The Baby Formula Shortage Is a Crisis of Capitalism

The Right has seized on the US baby formula shortage to discredit the Biden administration. It’s correct to harp on the administration’s failures — but the crisis is due to the dysfunctions of an economic system of which Republicans are the biggest champions.

Bare shelves of infant formula at a Safeway store in Monroe, Washington, on January 23, 2022. (John Crowley / Flickr)

Day-care scarcity. Cost-of living-increases. Rolling pandemics. And as if new parents in the United States didn’t have enough to cope with right now, the infant formula shortage continues. Last week, a market research firm found that more than 28 percent of powdered baby-food products were out of stock in US stores. In some places, parents are still driving hundreds of miles to look for food for their kids.

The crisis began in February when a few babies got sick from bacterial infections, causing the temporary closure of a factory in Sturgis, Michigan, that had been the nation’s largest baby formula manufacturer, making the product for Abbott Laboratories. This catastrophic event stressed supply chains that had already been disrupted by COVID-related labor shortages. The Sturgis factory opened in June, only to close again because of flooding. (Welcome to the joys of parenting in the twenty-first century.) It’s now operating again, but the damage to the supply chain, and to public trust, has been considerable.

There are few animal instincts more visceral than the desire of parents to feed their babies. My own son is now a teenager, larger than me, but I still vividly remember the rank unimportance of any other priority when the baby was hungry. Nothing mattered — not work, plans, sleep, or world events — more than the immediate nourishment of my infant. (I still organize my day around making sure he has enough food in the house.) The rage and panic of American parents facing an obstacle to providing the basic nurture and care required by babies throughout the animal kingdom has been explosive. As angry mothers turn against the Democrats, Republicans are shrewdly exploiting the crisis.

Republicans and right-wing media have been some of the loudest critics of the Joe Biden administration, and although the problem was covered in the mainstream media several months ago, its recent persistence has been chronicled most consistently by the right-wing news outlets. Conservatives are exploiting the problem to exacerbate Biden’s already high unpopularity. And they’re right to keep harping on this crisis. A society that can’t feed its babies is failing badly. But the right-wing media — and right-wing politicians — don’t have any solutions. In fact, their laissez-faire philosophy is a key part of the problem, narrowing the whole conversation from a range of solutions on offer to parents’ understandable survivalist reactions.

You wouldn’t know it from all the Rupert Murdoch media’s bleating on the matter, but the Biden administration has made far better use of its governmental powers than a Republican administration would have. In May, Biden invoked the Defense Production Act to speed the domestic manufacture of more baby formula. Operation Fly Formula, also launched in May, has used the federal government’s contracts with commercial airlines to import formula from Europe and Australia. (Biden’s Food and Drug Administration is also working to make it easier for foreign companies to continue to sell baby formula here after this crisis. Its tone-deaf line is “safety first,” but it is rightly trying to make sure it doesn’t deregulate to the point of poisoning babies with contaminated formula. The slow pace of this regulatory reform is, predictably, drawing further right-wing derision.) The government’s efforts are estimated to bring the total supply of eight-ounce bottles to 61 million, which still leaves a shortfall of some four million. The shortage is easing, but not fast enough.

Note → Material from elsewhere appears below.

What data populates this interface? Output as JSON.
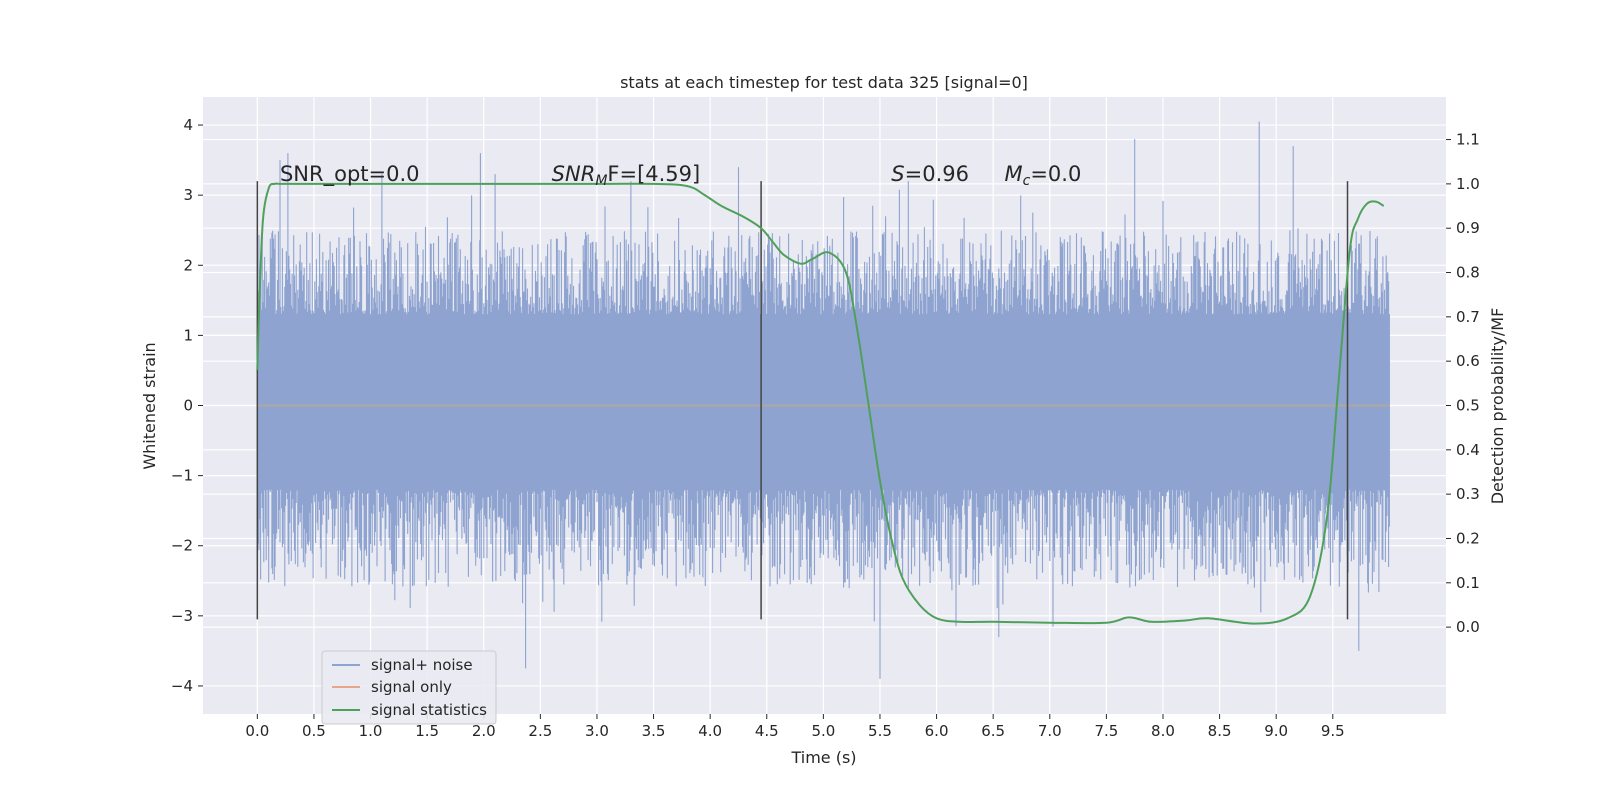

Poor and working-class people have been hit the hardest by this massive market failure. Though some consumers are getting creative on the internet, people on food stamps — about 12 percent of all US families — can’t use them for food online, and even worse, many aid recipients are only allowed to spend it on a specific brand. (In many states, Abbott has been the sole contractor.) The situation is especially bad for babies in need of any kind of specialty formula for allergies or intolerances.

Left on their own to feed their babies, parents’ adaptive strategies may be worsening the problem. Biden’s strategies haven’t been ineffective, but, rightly, parents don’t trust the system that has been failing them. That means that when consumers see any baby formula, especially the kind they want, they’re stocking up, even hoarding it, because they are afraid of facing shortages again. Experts say an enormous portion of the shortfall might be sitting in wary parents’ basements. It’s not their fault for hoarding — I’m sure most of us would do the same if we were afraid of being unable to feed our babies — but rather, the fault of a system that leaves parents entirely on their own in any crisis.